LETTER TO THE EDITOR | Veteran’s letter arrogant, narrow
posted Aug 27, 2013 at 2:27 PM
Editor,
I want to speak to the Wednesday Aug. 21 “Viewpoint” written by William Simons, Commander, USN (retired).
His tone of condescension bothered me. This narrowness of vision says, “I am higher in the military chain of command than you regular citizens, therefore I know better than you, I know better what is good for you.”
The OLF controversy is not going to go away Commander, simply because you say that the most important thing is to suck it up and tolerate the noise. In my opinion this is not the “sound of freedom” as some would suggest; it is the sound of war and destruction meted out to anyone who’d dare challenge the collective “wisdom” of the militant culture that America has become. As you say, citizens who don’t like the noise and are looking to have this stopped are “the enemy.”
I would pose this question to you regarding the protection of so-called “American Freedoms.”
Please answer this: What, precisely, are you defending?
America today spends more on defense than all other “developed” countries combined and the mighty American military, a military that is charged with “protecting and defending the Constitution of the United States of America,” stands at attention and is supposedly ready to “defend its citizens.”
People in America have been beaten and arrested at times by police when they exercise their free-speech rights yet the military stands mute. This is not defending the Constitution, it is complicity in its demise.
You are a retired commander with 30 years of military experience. You probably have very good healthcare for you and your family, decent housing and a decent retirement income compliments of the largesse of the American taxpayer, yet you have the gall to refer to these citizens, the very taxpaying citizens that pay into the budget that keeps you in hearth and home as “the enemy” because they would like some peace and quiet.
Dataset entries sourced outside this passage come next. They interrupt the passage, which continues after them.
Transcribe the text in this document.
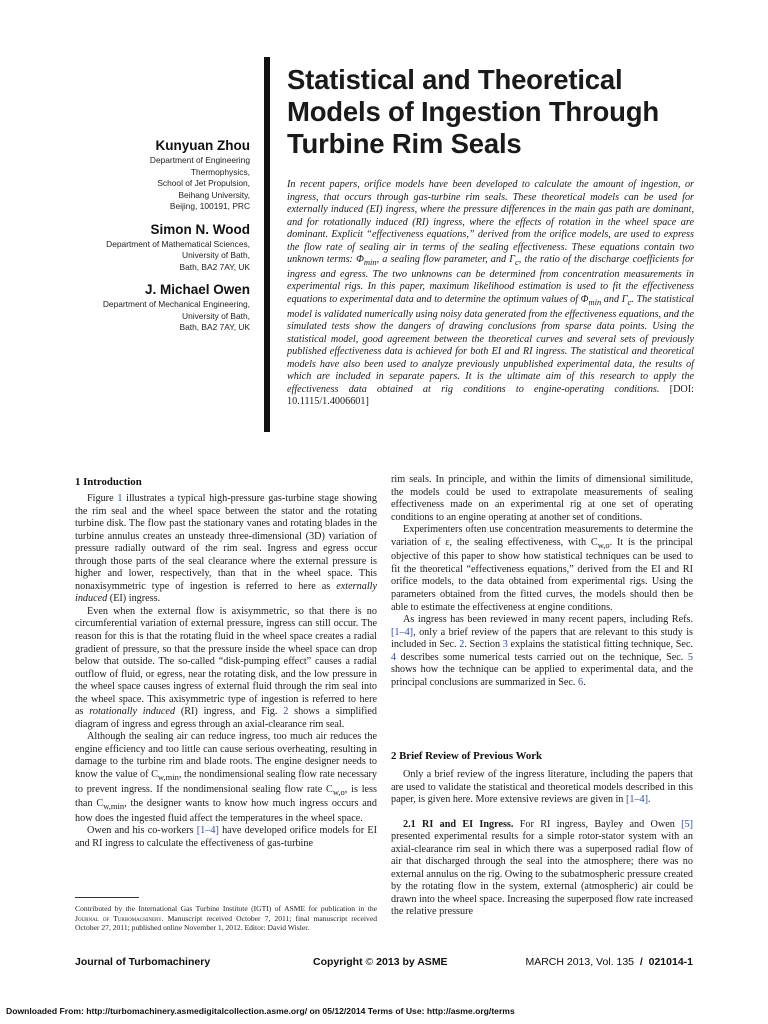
Kunyuan Zhou
Department of Engineering
Thermophysics,
School of Jet Propulsion,
Beihang University,
Beijing, 100191, PRC
Simon N. Wood
Department of Mathematical Sciences,
University of Bath,
Bath, BA2 7AY, UK
J. Michael Owen
Department of Mechanical Engineering,
University of Bath,
Bath, BA2 7AY, UK
Statistical and Theoretical
Models of Ingestion Through
Turbine Rim Seals
In recent papers, orifice models have been developed to calculate the amount of ingestion, or ingress, that occurs through gas-turbine rim seals. These theoretical models can be used for externally induced (EI) ingress, where the pressure differences in the main gas path are dominant, and for rotationally induced (RI) ingress, where the effects of rotation in the wheel space are dominant. Explicit “effectiveness equations,” derived from the orifice models, are used to express the flow rate of sealing air in terms of the sealing effectiveness. These equations contain two unknown terms: $\Phi_{min}$, a sealing flow parameter, and $\Gamma_c$, the ratio of the discharge coefficients for ingress and egress. The two unknowns can be determined from concentration measurements in experimental rigs. In this paper, maximum likelihood estimation is used to fit the effectiveness equations to experimental data and to determine the optimum values of $\Phi_{min}$ and $\Gamma_c$. The statistical model is validated numerically using noisy data generated from the effectiveness equations, and the simulated tests show the dangers of drawing conclusions from sparse data points. Using the statistical model, good agreement between the theoretical curves and several sets of previously published effectiveness data is achieved for both EI and RI ingress. The statistical and theoretical models have also been used to analyze previously unpublished experimental data, the results of which are included in separate papers. It is the ultimate aim of this research to apply the effectiveness data obtained at rig conditions to engine-operating conditions. [DOI: 10.1115/1.4006601]
1 Introduction

Figure 1 illustrates a typical high-pressure gas-turbine stage showing the rim seal and the wheel space between the stator and the rotating turbine disk. The flow past the stationary vanes and rotating blades in the turbine annulus creates an unsteady three-dimensional (3D) variation of pressure radially outward of the rim seal. Ingress and egress occur through those parts of the seal clearance where the external pressure is higher and lower, respectively, than that in the wheel space. This nonaxisymmetric type of ingestion is referred to here as externally induced (EI) ingress.

Even when the external flow is axisymmetric, so that there is no circumferential variation of external pressure, ingress can still occur. The reason for this is that the rotating fluid in the wheel space creates a radial gradient of pressure, so that the pressure inside the wheel space can drop below that outside. The so-called “disk-pumping effect” causes a radial outflow of fluid, or egress, near the rotating disk, and the low pressure in the wheel space causes ingress of external fluid through the rim seal into the wheel space. This axisymmetric type of ingestion is referred to here as rotationally induced (RI) ingress, and Fig. 2 shows a simplified diagram of ingress and egress through an axial-clearance rim seal.

Although the sealing air can reduce ingress, too much air reduces the engine efficiency and too little can cause serious overheating, resulting in damage to the turbine rim and blade roots. The engine designer needs to know the value of $C_{w,min}$, the nondimensional sealing flow rate necessary to prevent ingress. If the nondimensional sealing flow rate $C_{w,o}$, is less than $C_{w,min}$, the designer wants to know how much ingress occurs and how does the ingested fluid affect the temperatures in the wheel space.

Owen and his co-workers [1–4] have developed orifice models for EI and RI ingress to calculate the effectiveness of gas-turbine

rim seals. In principle, and within the limits of dimensional similitude, the models could be used to extrapolate measurements of sealing effectiveness made on an experimental rig at one set of operating conditions to an engine operating at another set of conditions.

Experimenters often use concentration measurements to determine the variation of ε, the sealing effectiveness, with $C_{w,o}$. It is the principal objective of this paper to show how statistical techniques can be used to fit the theoretical “effectiveness equations,” derived from the EI and RI orifice models, to the data obtained from experimental rigs. Using the parameters obtained from the fitted curves, the models should then be able to estimate the effectiveness at engine conditions.

As ingress has been reviewed in many recent papers, including Refs. [1–4], only a brief review of the papers that are relevant to this study is included in Sec. 2. Section 3 explains the statistical fitting technique, Sec. 4 describes some numerical tests carried out on the technique, Sec. 5 shows how the technique can be applied to experimental data, and the principal conclusions are summarized in Sec. 6.

2 Brief Review of Previous Work

Only a brief review of the ingress literature, including the papers that are used to validate the statistical and theoretical models described in this paper, is given here. More extensive reviews are given in [1–4].

2.1 RI and EI Ingress. For RI ingress, Bayley and Owen [5] presented experimental results for a simple rotor-stator system with an axial-clearance rim seal in which there was a superposed radial flow of air that discharged through the seal into the atmosphere; there was no external annulus on the rig. Owing to the subatmospheric pressure created by the rotating flow in the system, external (atmospheric) air could be drawn into the wheel space. Increasing the superposed flow rate increased the relative pressure

Contributed by the International Gas Turbine Institute (IGTI) of ASME for publication in the Journal of Turbomachinery. Manuscript received October 7, 2011; final manuscript received October 27, 2011; published online November 1, 2012. Editor: David Wisler.
Journal of Turbomachinery	Copyright © 2013 by ASME	MARCH 2013, Vol. 135 / 021014-1
Downloaded From: http://turbomachinery.asmedigitalcollection.asme.org/ on 05/12/2014 Terms of Use: http://asme.org/terms
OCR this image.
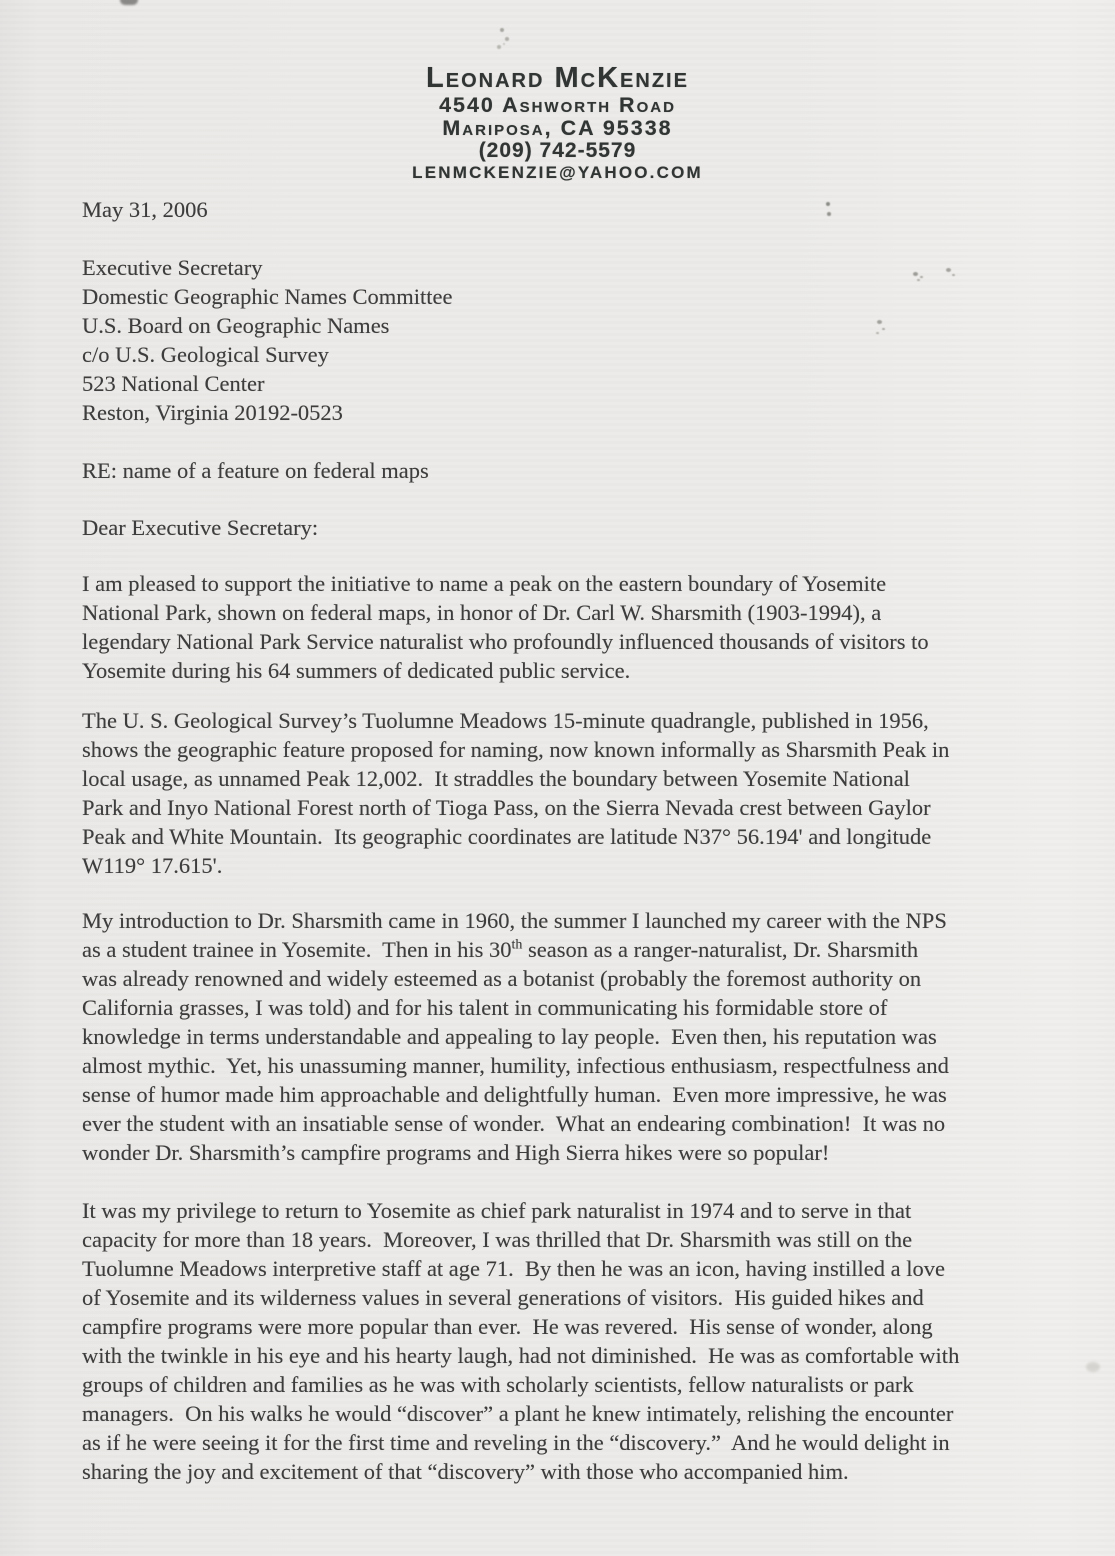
Leonard McKenzie
4540 Ashworth Road
Mariposa, CA 95338
(209) 742-5579
LENMCKENZIE@YAHOO.COM
May 31, 2006
Executive Secretary
Domestic Geographic Names Committee
U.S. Board on Geographic Names
c/o U.S. Geological Survey
523 National Center
Reston, Virginia 20192-0523
RE: name of a feature on federal maps
Dear Executive Secretary:

I am pleased to support the initiative to name a peak on the eastern boundary of Yosemite
National Park, shown on federal maps, in honor of Dr. Carl W. Sharsmith (1903-1994), a
legendary National Park Service naturalist who profoundly influenced thousands of visitors to
Yosemite during his 64 summers of dedicated public service.

The U. S. Geological Survey’s Tuolumne Meadows 15-minute quadrangle, published in 1956,
shows the geographic feature proposed for naming, now known informally as Sharsmith Peak in
local usage, as unnamed Peak 12,002.  It straddles the boundary between Yosemite National
Park and Inyo National Forest north of Tioga Pass, on the Sierra Nevada crest between Gaylor
Peak and White Mountain.  Its geographic coordinates are latitude N37° 56.194' and longitude
W119° 17.615'.

My introduction to Dr. Sharsmith came in 1960, the summer I launched my career with the NPS
as a student trainee in Yosemite.  Then in his 30th season as a ranger-naturalist, Dr. Sharsmith
was already renowned and widely esteemed as a botanist (probably the foremost authority on
California grasses, I was told) and for his talent in communicating his formidable store of
knowledge in terms understandable and appealing to lay people.  Even then, his reputation was
almost mythic.  Yet, his unassuming manner, humility, infectious enthusiasm, respectfulness and
sense of humor made him approachable and delightfully human.  Even more impressive, he was
ever the student with an insatiable sense of wonder.  What an endearing combination!  It was no
wonder Dr. Sharsmith’s campfire programs and High Sierra hikes were so popular!

It was my privilege to return to Yosemite as chief park naturalist in 1974 and to serve in that
capacity for more than 18 years.  Moreover, I was thrilled that Dr. Sharsmith was still on the
Tuolumne Meadows interpretive staff at age 71.  By then he was an icon, having instilled a love
of Yosemite and its wilderness values in several generations of visitors.  His guided hikes and
campfire programs were more popular than ever.  He was revered.  His sense of wonder, along
with the twinkle in his eye and his hearty laugh, had not diminished.  He was as comfortable with
groups of children and families as he was with scholarly scientists, fellow naturalists or park
managers.  On his walks he would “discover” a plant he knew intimately, relishing the encounter
as if he were seeing it for the first time and reveling in the “discovery.”  And he would delight in
sharing the joy and excitement of that “discovery” with those who accompanied him.
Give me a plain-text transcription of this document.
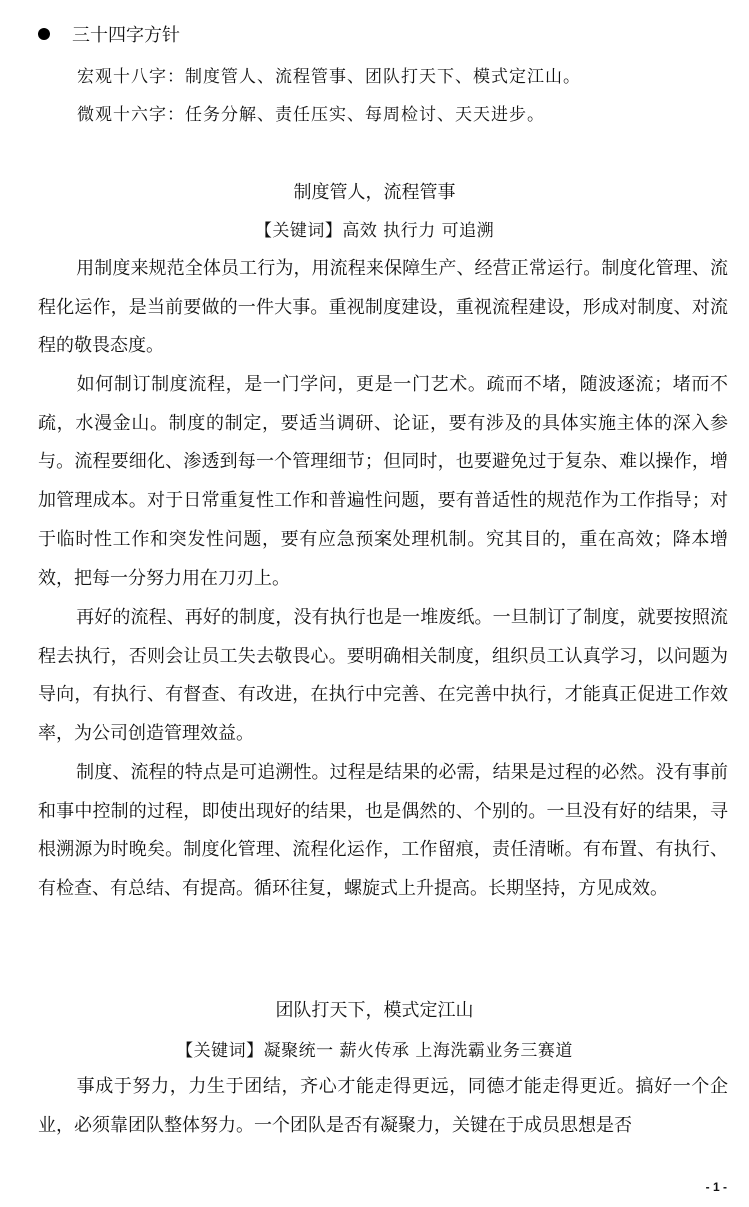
三十四字方针
宏观十八字：制度管人、流程管事、团队打天下、模式定江山。
微观十六字：任务分解、责任压实、每周检讨、天天进步。
制度管人，流程管事
【关键词】高效 执行力 可追溯

用制度来规范全体员工行为，用流程来保障生产、经营正常运行。制度化管理、流程化运作，是当前要做的一件大事。重视制度建设，重视流程建设，形成对制度、对流程的敬畏态度。

如何制订制度流程，是一门学问，更是一门艺术。疏而不堵，随波逐流；堵而不疏，水漫金山。制度的制定，要适当调研、论证，要有涉及的具体实施主体的深入参与。流程要细化、渗透到每一个管理细节；但同时，也要避免过于复杂、难以操作，增加管理成本。对于日常重复性工作和普遍性问题，要有普适性的规范作为工作指导；对于临时性工作和突发性问题，要有应急预案处理机制。究其目的，重在高效；降本增效，把每一分努力用在刀刃上。

再好的流程、再好的制度，没有执行也是一堆废纸。一旦制订了制度，就要按照流程去执行，否则会让员工失去敬畏心。要明确相关制度，组织员工认真学习，以问题为导向，有执行、有督查、有改进，在执行中完善、在完善中执行，才能真正促进工作效率，为公司创造管理效益。

制度、流程的特点是可追溯性。过程是结果的必需，结果是过程的必然。没有事前和事中控制的过程，即使出现好的结果，也是偶然的、个别的。一旦没有好的结果，寻根溯源为时晚矣。制度化管理、流程化运作，工作留痕，责任清晰。有布置、有执行、有检查、有总结、有提高。循环往复，螺旋式上升提高。长期坚持，方见成效。

团队打天下，模式定江山
【关键词】凝聚统一 薪火传承 上海洗霸业务三赛道

事成于努力，力生于团结，齐心才能走得更远，同德才能走得更近。搞好一个企业，必须靠团队整体努力。一个团队是否有凝聚力，关键在于成员思想是否

- 1 -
To me, one of these citizens, your “Viewpoint” is breathtakingly arrogant and narrow in the extreme.
DAN FREEMAN
Clinton
Our problem is forgetting that the military is not a democratic organization. It is autocratic, and all too frequently devolves into arbitrary capriciousness. They deal constantly with young inexperienced kids so much that they become like them. The whole concept of democracy gets put into the far recesses of their minds and gets replaced with adversarial competitiveness where rank becomes the only value they recognize. By the time one fights their way up the system to gain a commanding rank, they are quite apt to become rank themselves.